Schumacher fuhr nicht zu schnell

Paris/Albertville · Michael Schumacher war nur wenige Meter abseits der markierten Piste auf Skiern unterwegs gewesen. Offenbar fuhr er jedoch nicht zu schnell. Die Aufnahmen aus seiner Helm-Kamera werden noch ausgewertet.

Als Staatsanwalt Patrick Quincy (62) gestern gegen 11 Uhr den Saal im ersten Stock des Justizpalasts von Albertville betritt, um erste Erkenntnisse zum Ski-Unfall von Michael Schumacher vorzustellen, steht er vor dicht gedrängten Reihen. Die Ermittlungen seien "gut vorangekommen", könnten sich aber noch über Wochen hinziehen, warnt der Jurist, bevor er zu den Fakten kommt. Als Schumacher am Vormittag des 29. Dezember im S kigebiet von Méribel am Berg Saulire unterwegs ist, entscheidet er sich Quincy zufolge "bewusst" dafür, die rote, mittelschwere Piste "Chamois" zu verlassen, "überschreitet die Begrenzungslatten und befindet sich damit außerhalb der markierten Piste". Eine Weile sei er drei bis sechs Meter abseits der Piste gefahren, dann "blieb er mit seinen Skiern an einem Felsen hängen, verlor das Gleichgewicht, stürzte vornüber und prallte mit seinem Kopf auf einen zweiten, dreieinhalb Meter tiefer gelegenen Felsen".
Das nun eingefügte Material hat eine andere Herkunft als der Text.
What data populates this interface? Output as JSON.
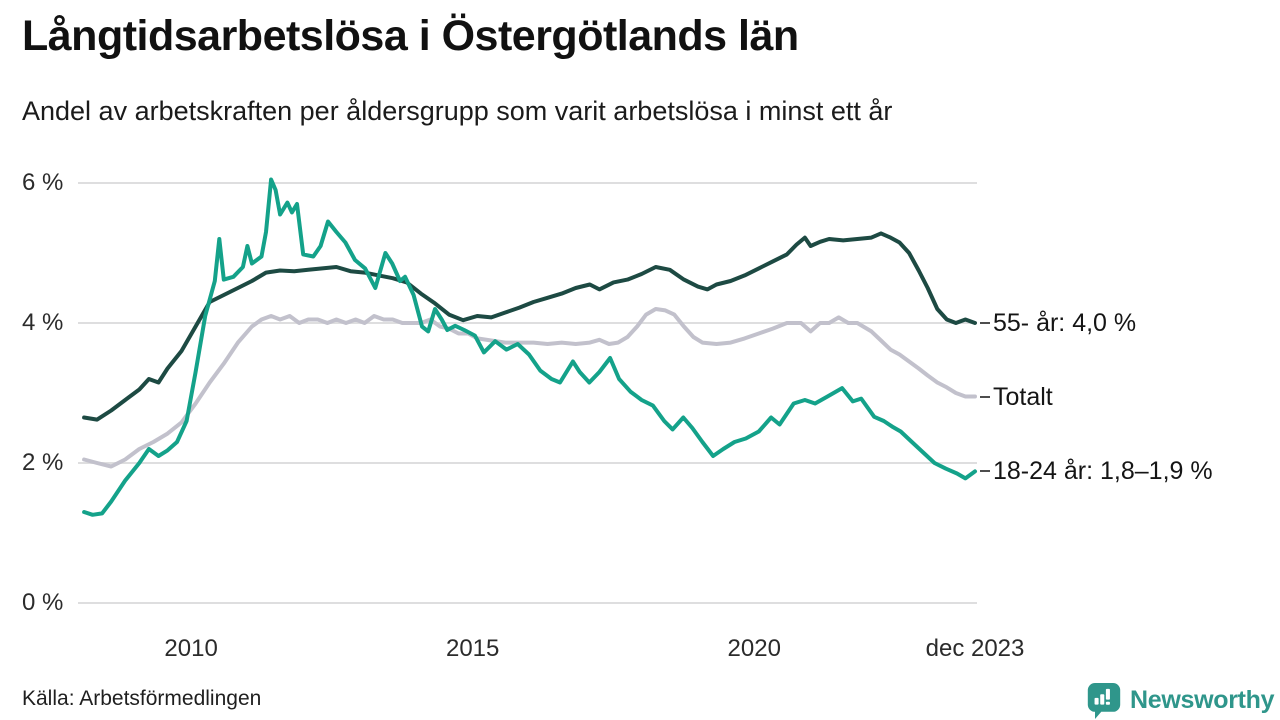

Die Markierung der Pisten entspreche den geltenden Normen, versichert Quincy. Im Falle eines Regelverstoßes hätten die Betroffenen von den Verantwortlichen des Skigebiets Schadensersatz fordern können. Auch die von Schumacher geliehene Skiausrüstung spielte bei dem Unfall wohl keine Rolle: "Die Skier waren im perfekten Zustand", erklärt der Kommandant der Gebirgsgendarmerie Savoyen, Stéphane Bozon.

Bleibt also die Frage nach der Geschwindigkeit. Vor allem in französischen Medien war der Eindruck erweckt worden, der Formel-1-Star sei auch auf der Skipiste flott unterwegs gewesen. Seine Ärzte in Grenoble sprachen von einem "Aufprall mit hoher Geschwindigkeit". Schumachers Managerin Sabine Kehm erklärte dagegen, er sei "nicht allzu schnell" gefahren. Die Ermittler in Albertville äußern sich zunächst vorsichtig zu dieser Frage.

Es sei "schwierig", die genaue Geschwindigkeit zu ermitteln, sagt Quincy, diese spiele bei den Ermittlungen auch "keine besondere Rolle". Erst nach mehrmaligem Nachfragen erklärt Gendarmerie-Vertreter Bozon: "Schumacher fuhr als guter Skifahrer für diese Art von Gelände auf absolut normale Weise."

Genauere Erkenntnisse erhoffen sich die Ermittler nun von Schumachers Helmkamera. Das rund zwei Minuten lange Video wurde bereits gesichtet, müsse aber "Sequenz für Sequenz, Bild für Bild" weiter ausgewertet werden. Quincy räumt allerdings ein, dass das Sichtfeld sehr eingeschränkt sei.

Unklar ist dagegen, ob Schumacher die Piste verlassen hat, um einer verunglückten Freundin seines Sohns zu helfen. Das hatte Managerin Kehm angegeben. In Albertville heißt es dagegen, die Ermittler hätten keinerlei Informationen in dieser Richtung. Mysteriös bleibt auch ein mögliches Smartphone-Video, das ein deutscher Touristen nach Bericht des "Spiegel" gedreht haben soll. "Wir haben dieses Video nicht", erklärt der Staatsanwalt. "Ich persönlich habe große Zweifel in dieser Sache."

Schumacher schwebt mit einem schweren Schädel-Hirn-Trauma in der Klinik von Grenoble weiter in Lebensgefahr.